Juice of 1 ½ oranges
1 cup Israeli couscous
Freshly ground black pepper
8 cups roughly chopped arugula or spinach
1 teaspoon lime zest
1 tablespoon orange zest
1 teaspoon lemon zest
¼ cup finely chopped white onion
¼ cup finely chopped red pepper
4 (3-oz) boneless, skinless salmon fillets
Juice of ½ lime
2 tablespoons chopped cilantro
Salt to taste (optional)
DirectionsPreheat the oven to 450 degrees.
Place juice of 1 orange in a 2-cup measure. Add enough water to make 2 cups. Heat orange juice-water mixture in a saucepot over medium-high heat until boiling. Add Israeli couscous and a pinch of black pepper and cook, covered for about 8 to 10 minutes, until couscous is tender. Quickly stir in arugula and cover. Set aside for 10 minutes.

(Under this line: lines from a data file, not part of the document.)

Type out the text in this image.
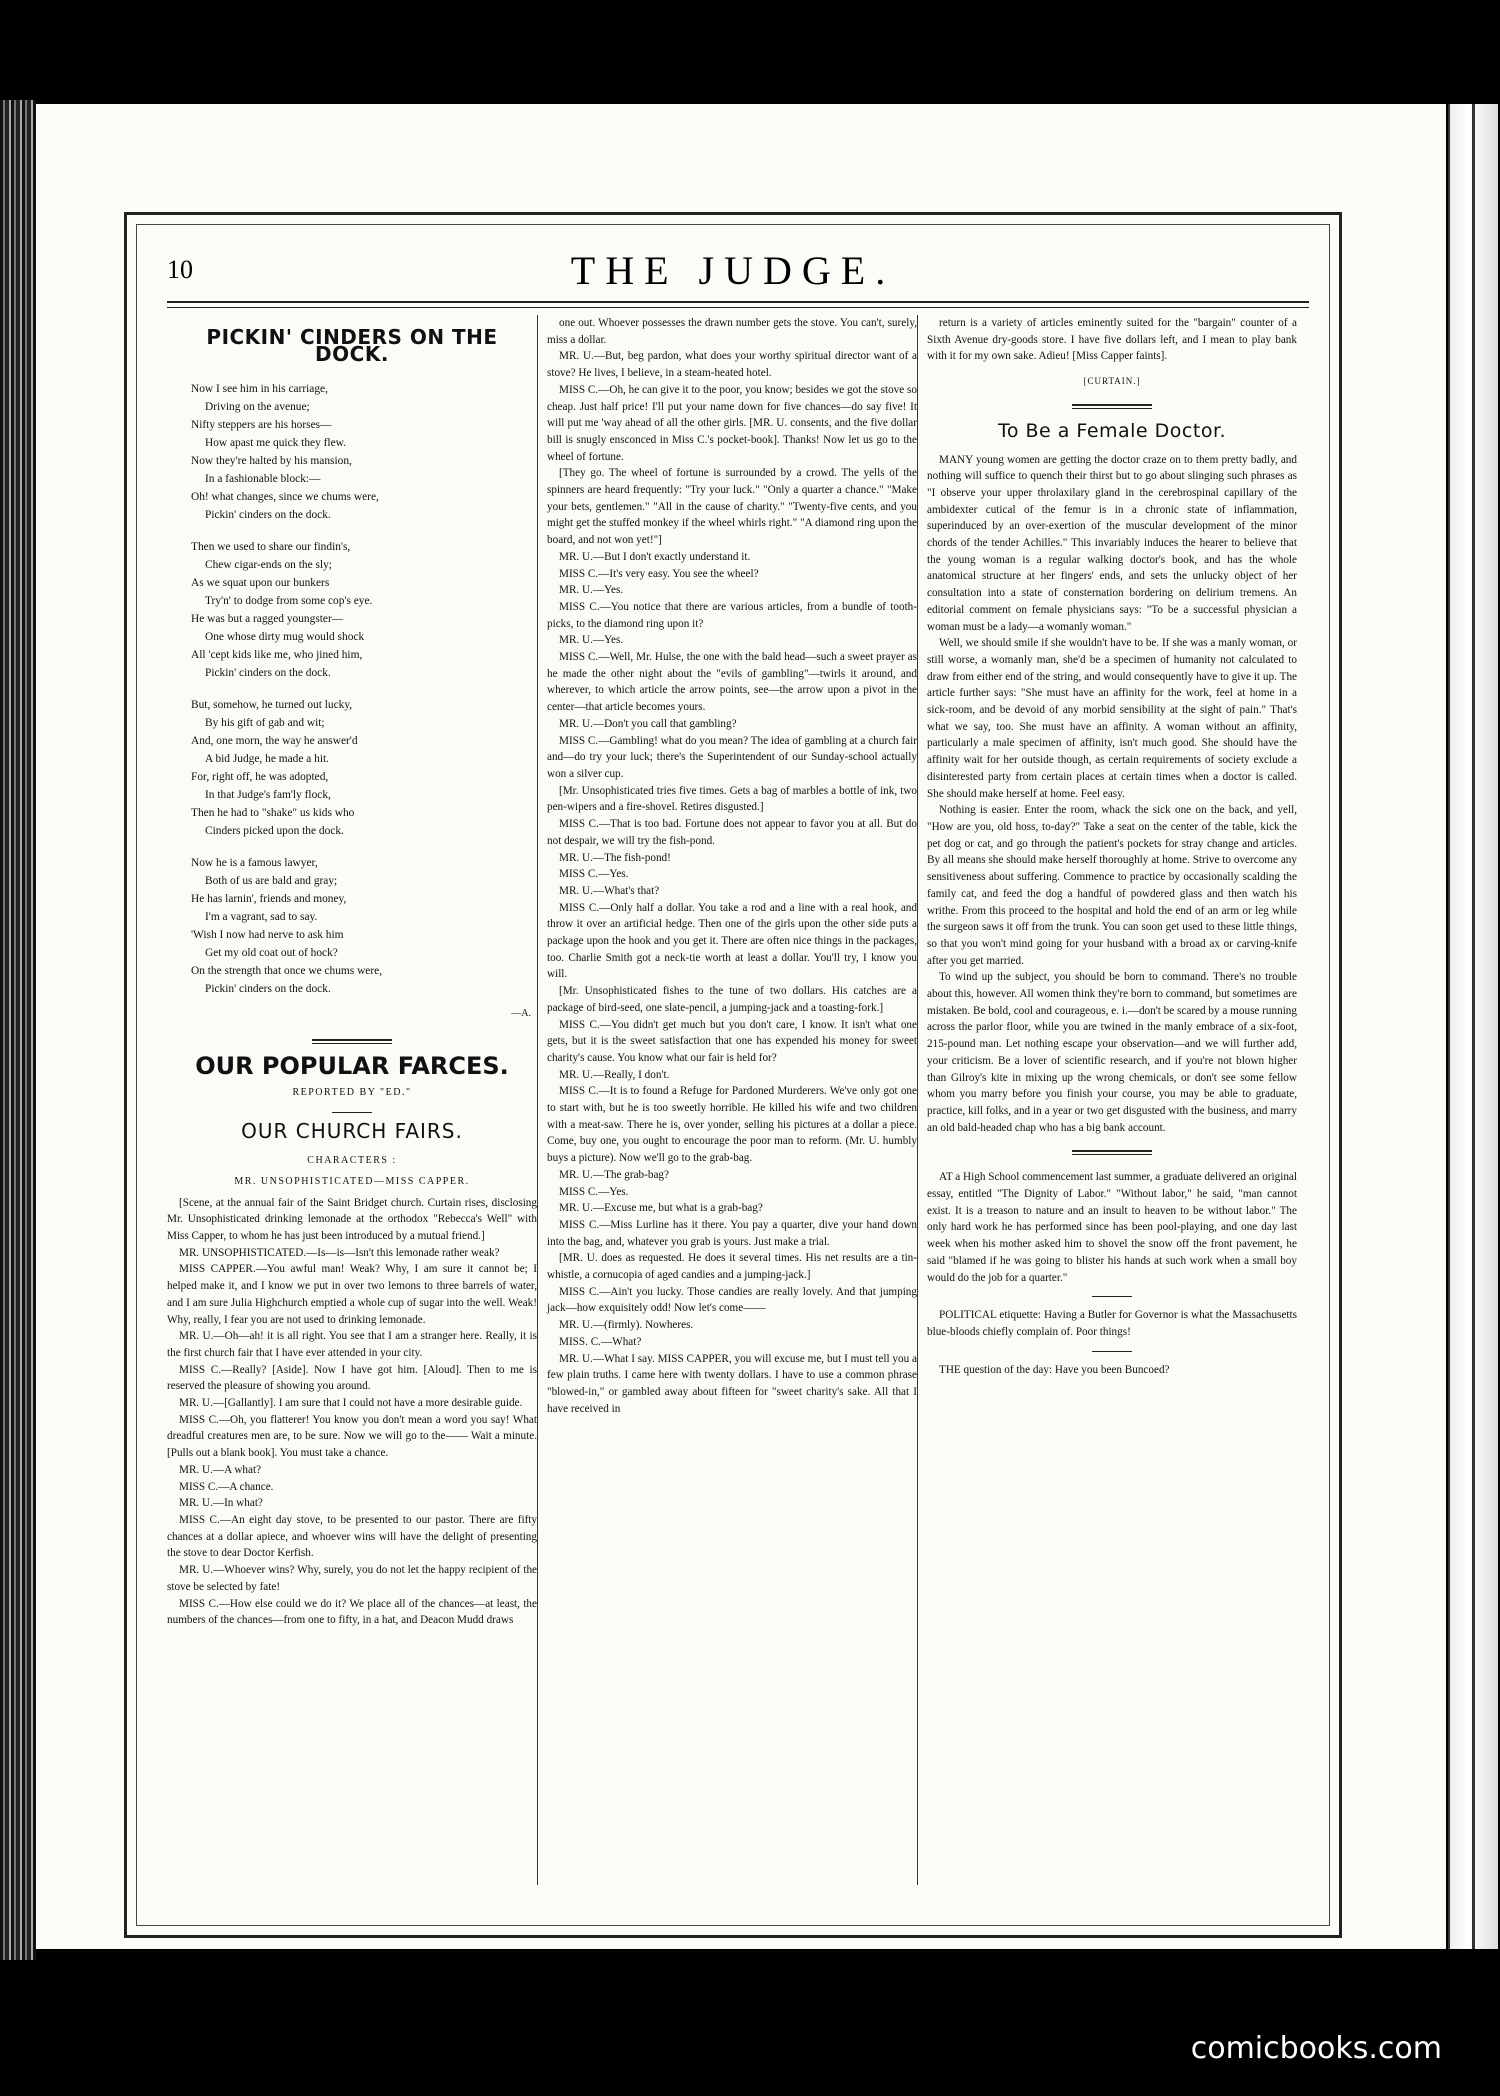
10	THE JUDGE.
PICKIN' CINDERS ON THE DOCK.
Now I see him in his carriage,
Driving on the avenue;
Nifty steppers are his horses—
How apast me quick they flew.
Now they're halted by his mansion,
In a fashionable block:—
Oh! what changes, since we chums were,
Pickin' cinders on the dock.
Then we used to share our findin's,
Chew cigar-ends on the sly;
As we squat upon our bunkers
Try'n' to dodge from some cop's eye.
He was but a ragged youngster—
One whose dirty mug would shock
All 'cept kids like me, who jined him,
Pickin' cinders on the dock.
But, somehow, he turned out lucky,
By his gift of gab and wit;
And, one morn, the way he answer'd
A bid Judge, he made a hit.
For, right off, he was adopted,
In that Judge's fam'ly flock,
Then he had to "shake" us kids who
Cinders picked upon the dock.
Now he is a famous lawyer,
Both of us are bald and gray;
He has larnin', friends and money,
I'm a vagrant, sad to say.
'Wish I now had nerve to ask him
Get my old coat out of hock?
On the strength that once we chums were,
Pickin' cinders on the dock.
—A.
OUR POPULAR FARCES.
REPORTED BY "ED."
OUR CHURCH FAIRS.
CHARACTERS :
MR. UNSOPHISTICATED—MISS CAPPER.

[Scene, at the annual fair of the Saint Bridget church. Curtain rises, disclosing Mr. Unsophisticated drinking lemonade at the orthodox "Rebecca's Well" with Miss Capper, to whom he has just been introduced by a mutual friend.]

MR. UNSOPHISTICATED.—Is—is—Isn't this lemonade rather weak?

MISS CAPPER.—You awful man! Weak? Why, I am sure it cannot be; I helped make it, and I know we put in over two lemons to three barrels of water, and I am sure Julia Highchurch emptied a whole cup of sugar into the well. Weak! Why, really, I fear you are not used to drinking lemonade.

MR. U.—Oh—ah! it is all right. You see that I am a stranger here. Really, it is the first church fair that I have ever attended in your city.

MISS C.—Really? [Aside]. Now I have got him. [Aloud]. Then to me is reserved the pleasure of showing you around.

MR. U.—[Gallantly]. I am sure that I could not have a more desirable guide.

MISS C.—Oh, you flatterer! You know you don't mean a word you say! What dreadful creatures men are, to be sure. Now we will go to the—— Wait a minute. [Pulls out a blank book]. You must take a chance.

MR. U.—A what?

MISS C.—A chance.

MR. U.—In what?

MISS C.—An eight day stove, to be presented to our pastor. There are fifty chances at a dollar apiece, and whoever wins will have the delight of presenting the stove to dear Doctor Kerfish.

MR. U.—Whoever wins? Why, surely, you do not let the happy recipient of the stove be selected by fate!

MISS C.—How else could we do it? We place all of the chances—at least, the numbers of the chances—from one to fifty, in a hat, and Deacon Mudd draws

one out. Whoever possesses the drawn number gets the stove. You can't, surely, miss a dollar.

MR. U.—But, beg pardon, what does your worthy spiritual director want of a stove? He lives, I believe, in a steam-heated hotel.

MISS C.—Oh, he can give it to the poor, you know; besides we got the stove so cheap. Just half price! I'll put your name down for five chances—do say five! It will put me 'way ahead of all the other girls. [MR. U. consents, and the five dollar bill is snugly ensconced in Miss C.'s pocket-book]. Thanks! Now let us go to the wheel of fortune.

[They go. The wheel of fortune is surrounded by a crowd. The yells of the spinners are heard frequently: "Try your luck." "Only a quarter a chance." "Make your bets, gentlemen." "All in the cause of charity." "Twenty-five cents, and you might get the stuffed monkey if the wheel whirls right." "A diamond ring upon the board, and not won yet!"]

MR. U.—But I don't exactly understand it.

MISS C.—It's very easy. You see the wheel?

MR. U.—Yes.

MISS C.—You notice that there are various articles, from a bundle of tooth-picks, to the diamond ring upon it?

MR. U.—Yes.

MISS C.—Well, Mr. Hulse, the one with the bald head—such a sweet prayer as he made the other night about the "evils of gambling"—twirls it around, and wherever, to which article the arrow points, see—the arrow upon a pivot in the center—that article becomes yours.

MR. U.—Don't you call that gambling?

MISS C.—Gambling! what do you mean? The idea of gambling at a church fair and—do try your luck; there's the Superintendent of our Sunday-school actually won a silver cup.

[Mr. Unsophisticated tries five times. Gets a bag of marbles a bottle of ink, two pen-wipers and a fire-shovel. Retires disgusted.]

MISS C.—That is too bad. Fortune does not appear to favor you at all. But do not despair, we will try the fish-pond.

MR. U.—The fish-pond!

MISS C.—Yes.

MR. U.—What's that?

MISS C.—Only half a dollar. You take a rod and a line with a real hook, and throw it over an artificial hedge. Then one of the girls upon the other side puts a package upon the hook and you get it. There are often nice things in the packages, too. Charlie Smith got a neck-tie worth at least a dollar. You'll try, I know you will.

[Mr. Unsophisticated fishes to the tune of two dollars. His catches are a package of bird-seed, one slate-pencil, a jumping-jack and a toasting-fork.]

MISS C.—You didn't get much but you don't care, I know. It isn't what one gets, but it is the sweet satisfaction that one has expended his money for sweet charity's cause. You know what our fair is held for?

MR. U.—Really, I don't.

MISS C.—It is to found a Refuge for Pardoned Murderers. We've only got one to start with, but he is too sweetly horrible. He killed his wife and two children with a meat-saw. There he is, over yonder, selling his pictures at a dollar a piece. Come, buy one, you ought to encourage the poor man to reform. (Mr. U. humbly buys a picture). Now we'll go to the grab-bag.

MR. U.—The grab-bag?

MISS C.—Yes.

MR. U.—Excuse me, but what is a grab-bag?

MISS C.—Miss Lurline has it there. You pay a quarter, dive your hand down into the bag, and, whatever you grab is yours. Just make a trial.

[MR. U. does as requested. He does it several times. His net results are a tin-whistle, a cornucopia of aged candies and a jumping-jack.]

MISS C.—Ain't you lucky. Those candies are really lovely. And that jumping jack—how exquisitely odd! Now let's come——

MR. U.—(firmly). Nowheres.

MISS. C.—What?

MR. U.—What I say. MISS CAPPER, you will excuse me, but I must tell you a few plain truths. I came here with twenty dollars. I have to use a common phrase "blowed-in," or gambled away about fifteen for "sweet charity's sake. All that I have received in

return is a variety of articles eminently suited for the "bargain" counter of a Sixth Avenue dry-goods store. I have five dollars left, and I mean to play bank with it for my own sake. Adieu! [Miss Capper faints].

[CURTAIN.]
To Be a Female Doctor.

MANY young women are getting the doctor craze on to them pretty badly, and nothing will suffice to quench their thirst but to go about slinging such phrases as "I observe your upper throlaxilary gland in the cerebrospinal capillary of the ambidexter cutical of the femur is in a chronic state of inflammation, superinduced by an over-exertion of the muscular development of the minor chords of the tender Achilles." This invariably induces the hearer to believe that the young woman is a regular walking doctor's book, and has the whole anatomical structure at her fingers' ends, and sets the unlucky object of her consultation into a state of consternation bordering on delirium tremens. An editorial comment on female physicians says: "To be a successful physician a woman must be a lady—a womanly woman."

Well, we should smile if she wouldn't have to be. If she was a manly woman, or still worse, a womanly man, she'd be a specimen of humanity not calculated to draw from either end of the string, and would consequently have to give it up. The article further says: "She must have an affinity for the work, feel at home in a sick-room, and be devoid of any morbid sensibility at the sight of pain." That's what we say, too. She must have an affinity. A woman without an affinity, particularly a male specimen of affinity, isn't much good. She should have the affinity wait for her outside though, as certain requirements of society exclude a disinterested party from certain places at certain times when a doctor is called. She should make herself at home. Feel easy.

Nothing is easier. Enter the room, whack the sick one on the back, and yell, "How are you, old hoss, to-day?" Take a seat on the center of the table, kick the pet dog or cat, and go through the patient's pockets for stray change and articles. By all means she should make herself thoroughly at home. Strive to overcome any sensitiveness about suffering. Commence to practice by occasionally scalding the family cat, and feed the dog a handful of powdered glass and then watch his writhe. From this proceed to the hospital and hold the end of an arm or leg while the surgeon saws it off from the trunk. You can soon get used to these little things, so that you won't mind going for your husband with a broad ax or carving-knife after you get married.

To wind up the subject, you should be born to command. There's no trouble about this, however. All women think they're born to command, but sometimes are mistaken. Be bold, cool and courageous, e. i.—don't be scared by a mouse running across the parlor floor, while you are twined in the manly embrace of a six-foot, 215-pound man. Let nothing escape your observation—and we will further add, your criticism. Be a lover of scientific research, and if you're not blown higher than Gilroy's kite in mixing up the wrong chemicals, or don't see some fellow whom you marry before you finish your course, you may be able to graduate, practice, kill folks, and in a year or two get disgusted with the business, and marry an old bald-headed chap who has a big bank account.

AT a High School commencement last summer, a graduate delivered an original essay, entitled "The Dignity of Labor." "Without labor," he said, "man cannot exist. It is a treason to nature and an insult to heaven to be without labor." The only hard work he has performed since has been pool-playing, and one day last week when his mother asked him to shovel the snow off the front pavement, he said "blamed if he was going to blister his hands at such work when a small boy would do the job for a quarter."

POLITICAL etiquette: Having a Butler for Governor is what the Massachusetts blue-bloods chiefly complain of. Poor things!

THE question of the day: Have you been Buncoed?

comicbooks.com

In another small bowl, stir together lime zest, orange zest, lemon zest, white onion, red pepper, and remaining juice of ½ orange juice. Place salmon fillets in a 1 ½ quart baking dish. Pour zest mixture over top of salmon. Bake in the oven for 10 minutes until fish is done and flakes easily from a fork. Set aside.
Mix couscous and arugula mixture with lime juice, cilantro, and salt (if using). Serve couscous and arugula mixture with salmon.

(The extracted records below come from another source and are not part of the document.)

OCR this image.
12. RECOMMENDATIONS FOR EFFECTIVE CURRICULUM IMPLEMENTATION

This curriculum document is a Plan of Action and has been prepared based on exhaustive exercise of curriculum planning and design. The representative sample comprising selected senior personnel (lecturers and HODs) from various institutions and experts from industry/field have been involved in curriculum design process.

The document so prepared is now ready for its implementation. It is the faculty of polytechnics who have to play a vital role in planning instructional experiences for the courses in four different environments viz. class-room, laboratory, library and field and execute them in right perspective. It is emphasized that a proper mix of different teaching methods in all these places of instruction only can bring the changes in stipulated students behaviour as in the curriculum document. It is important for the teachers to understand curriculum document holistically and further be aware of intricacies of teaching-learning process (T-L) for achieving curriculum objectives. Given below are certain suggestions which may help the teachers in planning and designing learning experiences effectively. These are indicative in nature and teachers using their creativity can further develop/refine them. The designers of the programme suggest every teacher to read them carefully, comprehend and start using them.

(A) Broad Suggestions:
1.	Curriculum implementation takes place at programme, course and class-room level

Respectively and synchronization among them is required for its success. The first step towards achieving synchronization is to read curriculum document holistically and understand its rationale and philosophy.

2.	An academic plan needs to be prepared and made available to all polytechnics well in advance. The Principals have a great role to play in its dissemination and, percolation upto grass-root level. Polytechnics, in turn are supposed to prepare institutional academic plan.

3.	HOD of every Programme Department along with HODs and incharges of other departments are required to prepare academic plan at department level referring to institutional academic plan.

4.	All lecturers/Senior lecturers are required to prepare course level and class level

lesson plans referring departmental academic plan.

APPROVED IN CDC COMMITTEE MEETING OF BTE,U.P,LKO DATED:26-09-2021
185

Yield: 4 servings (Serving size: 1 salmon fillet with 1 cup couscous and arugula)
Nutrition Breakdown: Calories 328, Fat 8g (1g saturated fat), Cholesterol 52mg, Fiber 5g, Sodium 203mg.
Couscous: a small wheat pasta that is available in two sizes. Moroccan couscous (traditional couscous), has tiny grains and cooks in 5 minutes; Israeli couscous has larger round balls, is toasted, and cooks in about 8 to 10 minutes.